Billions of people are already impacted by water stress. According to the UN’s 2022 World Water Development Report, an estimated 4 billion people live in areas that suffer from severe physical water scarcity for at least one month per year (based on 1996–2005 data and representing ⅔ of the global population at the time of data collection). Yet our demand for water is only growing. Global freshwater withdrawal has grown by >6x since 1900 and is expected to grow ~1% p.a. over the next 30 years. And the mismatch between water demand and supply is only further compounded by climate change, bringing changing precipitation patterns, reduced snowpack, greater evaporation from surface water & soil, potential salination of aquifers due to rising sea levels, etc.
Water scarcity is a key challenge for our built environment. Urbanisation focuses growth in areas with often insufficient water resources, and many cities depend on long supply chains — up to 500 km — to satisfy their water needs. But as noted by World Bank, “for most large cities in the developing world, the financial means to source water from such a distance is untenable.” Water scarcity is thus a particularly challenging risk for the built environment, and as climate change and population growth add to the water supply-demand gap, cities will need to adapt to bring water systems back into balance.
Closing the gap
By 2030, there will be an estimated 40% gap between demand for water and supply if current practices continue. And unfortunately, existing measures cannot close the gap. The World Bank estimates that at the current pace of improvement in water productivity, current water-saving measures may only close a fifth of the gap. To address the rest, we need new technologies and approaches urgently. Water is the one resource that is not nice to have but a must have for us to survive.
Innovative solutions are emerging along the value chain to tackle the problem of water scarcity in a number of ways. We focus on (1) new water sources for increased water supply, (2) digital tools for more efficient water use, (3) wastewater treatment and water resource monitoring to cut down on pollution and protect our water supply.
1. New water sources for increased freshwater supplies. We explore innovations in desalination, atmospheric water generation, and water recycling.
- Desalination today supplies ~1% of global water use, but desalination is more energy and cost intensive than conventional water supplies, requiring >10x more energy and costing 4–5x more, thus limiting its deployment potential. Moreover, existing desalination methods typically run continuously, complicating the decarbonisation of energy supply. Startups are developing new technologies to improve the productivity of existing desalination plants, e.g., Eden Tech’s reverse-osmosis centrifuge, or to find novel ways to power decarbonised desalination, e.g., Oneka’s wave-powered desalination buoys.
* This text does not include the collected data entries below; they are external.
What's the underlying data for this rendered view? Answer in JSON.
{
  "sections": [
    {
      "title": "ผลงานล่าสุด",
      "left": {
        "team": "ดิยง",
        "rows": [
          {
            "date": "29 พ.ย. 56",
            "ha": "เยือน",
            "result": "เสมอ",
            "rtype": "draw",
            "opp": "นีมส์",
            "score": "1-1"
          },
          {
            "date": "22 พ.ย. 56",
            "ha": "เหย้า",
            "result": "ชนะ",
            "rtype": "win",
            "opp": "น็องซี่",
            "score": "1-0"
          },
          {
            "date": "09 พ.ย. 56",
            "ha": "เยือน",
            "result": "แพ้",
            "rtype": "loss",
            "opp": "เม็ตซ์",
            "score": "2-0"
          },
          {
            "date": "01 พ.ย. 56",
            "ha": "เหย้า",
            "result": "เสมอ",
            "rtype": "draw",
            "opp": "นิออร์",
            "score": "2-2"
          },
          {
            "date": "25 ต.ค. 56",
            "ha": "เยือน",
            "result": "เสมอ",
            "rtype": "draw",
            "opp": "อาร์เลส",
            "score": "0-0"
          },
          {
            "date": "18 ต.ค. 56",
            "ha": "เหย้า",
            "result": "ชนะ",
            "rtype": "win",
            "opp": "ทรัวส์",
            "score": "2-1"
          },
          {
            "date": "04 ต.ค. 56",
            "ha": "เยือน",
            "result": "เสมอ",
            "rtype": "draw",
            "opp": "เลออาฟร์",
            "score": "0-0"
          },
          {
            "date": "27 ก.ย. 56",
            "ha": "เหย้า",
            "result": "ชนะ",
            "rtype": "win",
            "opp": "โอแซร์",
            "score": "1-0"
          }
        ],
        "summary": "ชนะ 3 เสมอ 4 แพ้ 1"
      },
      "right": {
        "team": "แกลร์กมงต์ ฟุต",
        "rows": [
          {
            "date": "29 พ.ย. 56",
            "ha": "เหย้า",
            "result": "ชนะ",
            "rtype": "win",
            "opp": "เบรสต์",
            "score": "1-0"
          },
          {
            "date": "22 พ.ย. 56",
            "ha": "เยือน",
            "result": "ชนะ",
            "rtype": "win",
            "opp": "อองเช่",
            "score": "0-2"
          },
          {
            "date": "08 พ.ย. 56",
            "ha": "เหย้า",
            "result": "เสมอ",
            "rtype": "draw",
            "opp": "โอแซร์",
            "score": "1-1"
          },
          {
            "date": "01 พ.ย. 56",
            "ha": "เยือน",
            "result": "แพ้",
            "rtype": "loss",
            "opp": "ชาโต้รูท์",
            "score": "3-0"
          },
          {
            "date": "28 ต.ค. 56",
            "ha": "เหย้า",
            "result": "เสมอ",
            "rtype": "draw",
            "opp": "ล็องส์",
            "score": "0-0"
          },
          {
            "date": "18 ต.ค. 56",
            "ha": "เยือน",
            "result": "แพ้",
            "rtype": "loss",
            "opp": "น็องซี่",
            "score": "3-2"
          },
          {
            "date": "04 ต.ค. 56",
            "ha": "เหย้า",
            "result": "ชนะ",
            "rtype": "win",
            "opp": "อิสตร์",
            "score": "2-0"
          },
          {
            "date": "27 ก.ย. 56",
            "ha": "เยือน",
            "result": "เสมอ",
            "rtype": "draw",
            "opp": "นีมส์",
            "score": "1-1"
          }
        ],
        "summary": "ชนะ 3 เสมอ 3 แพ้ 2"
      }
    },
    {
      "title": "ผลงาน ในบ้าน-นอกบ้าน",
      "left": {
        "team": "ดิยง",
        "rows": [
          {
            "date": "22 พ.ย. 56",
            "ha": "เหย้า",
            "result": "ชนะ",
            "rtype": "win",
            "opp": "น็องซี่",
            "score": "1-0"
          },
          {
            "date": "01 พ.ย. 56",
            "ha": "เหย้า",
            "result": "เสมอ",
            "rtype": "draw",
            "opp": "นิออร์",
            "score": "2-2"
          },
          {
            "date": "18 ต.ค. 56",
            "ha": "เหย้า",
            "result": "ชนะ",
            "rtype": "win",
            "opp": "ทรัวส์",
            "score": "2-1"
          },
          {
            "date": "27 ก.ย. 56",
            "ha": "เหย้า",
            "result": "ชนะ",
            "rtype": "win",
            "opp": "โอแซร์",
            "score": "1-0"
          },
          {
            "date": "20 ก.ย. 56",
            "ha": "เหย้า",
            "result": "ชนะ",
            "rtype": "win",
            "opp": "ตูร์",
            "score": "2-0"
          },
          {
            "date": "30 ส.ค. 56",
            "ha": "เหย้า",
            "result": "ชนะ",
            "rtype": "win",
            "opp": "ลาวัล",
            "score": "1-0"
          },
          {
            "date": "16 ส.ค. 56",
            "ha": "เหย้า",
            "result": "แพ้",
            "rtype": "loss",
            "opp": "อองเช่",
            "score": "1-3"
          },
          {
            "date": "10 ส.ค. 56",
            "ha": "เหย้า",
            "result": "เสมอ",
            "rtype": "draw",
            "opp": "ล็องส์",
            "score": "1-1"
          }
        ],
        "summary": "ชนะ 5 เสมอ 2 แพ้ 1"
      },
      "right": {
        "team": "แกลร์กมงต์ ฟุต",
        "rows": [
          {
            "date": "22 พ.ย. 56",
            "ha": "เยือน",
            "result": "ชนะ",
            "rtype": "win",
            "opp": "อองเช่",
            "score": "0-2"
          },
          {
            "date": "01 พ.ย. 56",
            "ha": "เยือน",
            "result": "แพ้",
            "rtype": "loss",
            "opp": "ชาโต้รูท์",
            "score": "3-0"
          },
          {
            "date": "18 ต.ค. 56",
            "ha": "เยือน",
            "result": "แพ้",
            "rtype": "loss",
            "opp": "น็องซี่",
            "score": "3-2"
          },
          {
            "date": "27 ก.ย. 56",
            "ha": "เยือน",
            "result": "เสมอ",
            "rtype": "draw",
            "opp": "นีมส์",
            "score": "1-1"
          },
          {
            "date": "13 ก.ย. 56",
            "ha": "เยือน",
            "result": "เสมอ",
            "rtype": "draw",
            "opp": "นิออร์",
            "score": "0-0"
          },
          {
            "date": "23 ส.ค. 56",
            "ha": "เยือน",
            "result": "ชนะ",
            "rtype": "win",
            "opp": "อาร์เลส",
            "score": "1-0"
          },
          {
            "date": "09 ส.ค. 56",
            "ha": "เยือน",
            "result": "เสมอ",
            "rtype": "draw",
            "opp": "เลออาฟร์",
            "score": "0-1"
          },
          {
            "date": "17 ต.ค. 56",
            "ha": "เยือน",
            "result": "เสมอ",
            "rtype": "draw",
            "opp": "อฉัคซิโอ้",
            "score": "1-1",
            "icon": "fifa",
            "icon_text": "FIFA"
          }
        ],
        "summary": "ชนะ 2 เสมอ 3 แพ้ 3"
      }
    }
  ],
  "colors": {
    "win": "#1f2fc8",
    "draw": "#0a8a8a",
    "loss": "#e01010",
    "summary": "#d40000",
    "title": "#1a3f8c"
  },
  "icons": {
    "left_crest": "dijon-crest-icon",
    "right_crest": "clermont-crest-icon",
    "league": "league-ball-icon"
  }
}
- Atmospheric water generation harvests water directly from the air, via condensation or absorption. But AWG today is ~100x more energy intensive than desalination and ~1000x more energy intensive than conventional water supplies (best-in-class AWG: 150 kWh/m3; best-in-class desalination: 2 kWh/m3, conventional supplies: 0.2 kWh/m3). To put AWG’s energy intensity into perspective, to produce water for an average San Franciscan (168L/person/day) at ~180 kWh/m3 would require ~30 kWh/day, roughly the average electricity usage of an entire US household to produce a single person’s worth of water. Startups are working to lower both AWG’s costs and its demand on the grid, e.g., SOURCE, Majik Water, Uravu Labs, and more.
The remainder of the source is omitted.